Robertson v. Rowell

158 Mass. 94 | Mass. | 1893

Knowlton, J.

The only question reserved by this report is whether the bill should be dismissed on the ground that the notes, as against the defendant Elizabeth B. Rowell, were without consideration. A written agreement was made between the plaintiff Robertson and William B. Rowell, the husband of the female defendant, referring to the notes set out in the bill, and providing that, if paid to the said Robertson, they should be a settlement in full of all claims between the parties up to that date; but if any of them should not be paid, the account should stand as stated in the ledger of Robertson. The notes were signed by William B. Rowell, and made payable to the order of Elizabeth B. Rowell, and on the back of each were written the words, “ I hereby charge my separate estate with the amount of this note.” The agreement and all the notes were signed by William B. Rowell, and were left with Robertson. A week or two after-wards Mr. Rowell brought his wife into the city, and she went with him to the office of Robertson and put her name on the back of each of the notes under the words written there. Robertson was away, but had left the papers with his bookkeeper.

It is evident from the form of the notes, and from the written *96agreement, that they were left incomplete, and were not designed to be held as' contracts until signed by Mrs. Rowell. They were payable to her order, and were to be indorsed by her before they would be in a condition to be used by Robertson. We do not understand the court to find that the papers were delivered as binding contracts when they were left with Robertson, but merely left with him to be held for completion by the signature of Mrs. Rowell, and for future delivery. It is apparent that the transaction was inchoate until the notes were signed by her and the papers subsequently delivered to take effect as contracts. It is also manifest that she intended to lend her credit to her husband. It is found that it was a part of the original agreement that she should do so. That there was such an oral agreement is competent evidence, in connection with the other facts, to show that the papers, when left with Robertson, were not delivered, but merely left to await completion. When completed, they were to be used by him according to the terms of the written contract, and they were in fact so used. It was a common case of an accommodation indorsement. The words written over the signature of Mrs. Rowell had no tendency to show the nature of her obligation. They were entirely consistent with any kind of an obligation, and as consistent with one as another. Without them, her signature constituted an ordinary indorsement; with them, it was neither less nor more. If she made any kind of a contract, her separate estate would be chargeable for the performance of her undertaking as well without these words as with them. Pub. Sts. c. 147, § 2.

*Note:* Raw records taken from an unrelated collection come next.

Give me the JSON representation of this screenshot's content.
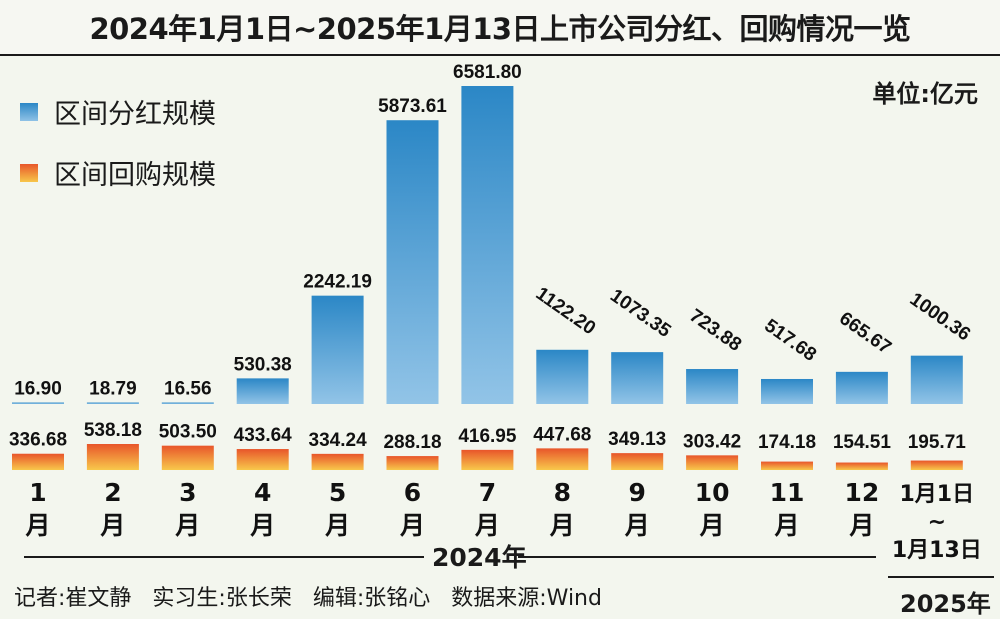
{
  "title": "2024年1月1日~2025年1月13日上市公司分红、回购情况一览",
  "unit_label": "单位:亿元",
  "legend": [
    {
      "label": "区间分红规模",
      "color": "#2b87c6"
    },
    {
      "label": "区间回购规模",
      "color": "#f08a2e"
    }
  ],
  "year_2024": "2024年",
  "year_2025": "2025年",
  "footer": {
    "reporter": "记者:崔文静",
    "intern": "实习生:张长荣",
    "editor": "编辑:张铭心",
    "source": "数据来源:Wind"
  },
  "chart_data": {
    "type": "bar",
    "title": "2024年1月1日~2025年1月13日上市公司分红、回购情况一览",
    "unit": "单位:亿元",
    "categories": [
      "1月",
      "2月",
      "3月",
      "4月",
      "5月",
      "6月",
      "7月",
      "8月",
      "9月",
      "10月",
      "11月",
      "12月",
      "1月1日~1月13日"
    ],
    "category_labels": [
      [
        "1",
        "月"
      ],
      [
        "2",
        "月"
      ],
      [
        "3",
        "月"
      ],
      [
        "4",
        "月"
      ],
      [
        "5",
        "月"
      ],
      [
        "6",
        "月"
      ],
      [
        "7",
        "月"
      ],
      [
        "8",
        "月"
      ],
      [
        "9",
        "月"
      ],
      [
        "10",
        "月"
      ],
      [
        "11",
        "月"
      ],
      [
        "12",
        "月"
      ],
      [
        "1月1日",
        "~",
        "1月13日"
      ]
    ],
    "series": [
      {
        "name": "区间分红规模",
        "values": [
          16.9,
          18.79,
          16.56,
          530.38,
          2242.19,
          5873.61,
          6581.8,
          1122.2,
          1073.35,
          723.88,
          517.68,
          665.67,
          1000.36
        ],
        "labels": [
          "16.90",
          "18.79",
          "16.56",
          "530.38",
          "2242.19",
          "5873.61",
          "6581.80",
          "1122.20",
          "1073.35",
          "723.88",
          "517.68",
          "665.67",
          "1000.36"
        ]
      },
      {
        "name": "区间回购规模",
        "values": [
          336.68,
          538.18,
          503.5,
          433.64,
          334.24,
          288.18,
          416.95,
          447.68,
          349.13,
          303.42,
          174.18,
          154.51,
          195.71
        ],
        "labels": [
          "336.68",
          "538.18",
          "503.50",
          "433.64",
          "334.24",
          "288.18",
          "416.95",
          "447.68",
          "349.13",
          "303.42",
          "174.18",
          "154.51",
          "195.71"
        ]
      }
    ],
    "groups": [
      {
        "label": "2024年",
        "categories": [
          "1月",
          "2月",
          "3月",
          "4月",
          "5月",
          "6月",
          "7月",
          "8月",
          "9月",
          "10月",
          "11月",
          "12月"
        ]
      },
      {
        "label": "2025年",
        "categories": [
          "1月1日~1月13日"
        ]
      }
    ],
    "grid": false,
    "legend_position": "top-left"
  }
}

The case differs from Tuttle v. Bartholomew, 12 Met. 452, and Belcher v. Smith, 7 Cush. 482, in which the signature on the back of the note was appended to the special and peculiar contract of guaranty.

If there was a sufficient consideration for the notes between Robertson and her husband, she was bound, for she signed before the notes were used, knowing that her husband was to use them. There was a valuable consideration moving from Robertson in his implied promise contained in the writing not to sue on the account until the maturity of the first note, nor after-wards if the notes were paid when due. It was immaterial whether she knew the nature of the consideration or not. It *97was enough that she gave her husband the use of her name and credit in his transaction with a third person. Chicopee Bank v. Chapin, 8 Met. 40. Stoddard v. Kimball, 4 Cush. 604, and 6 Cush. 469. Hilton v. Smith, 5 Gray, 400.

The cases which hold that knowledge of the consideration by one putting his name on a note for the accommodation of another is necessary to bind him, are where a note had previously taken effect as a contract, and a new and independent consideration is required for the new contract. Ellis v. Clark, 110 Mass. 389. Pratt v. Hedden, 121 Mass. 116. Rogers v. Union Stone Co. 130 Mass. 581. In such cases, the new contract being between the holder of the note and a new party, if the consideration moves from the holder it must be known to the signer, or there is no mutuality, and it is not a consideration between the parties to the contract.

We are of opinion that, on the facts reported, there was a good consideration for the promise of the female defendant, and the case must stand for a further hearing. So ordered.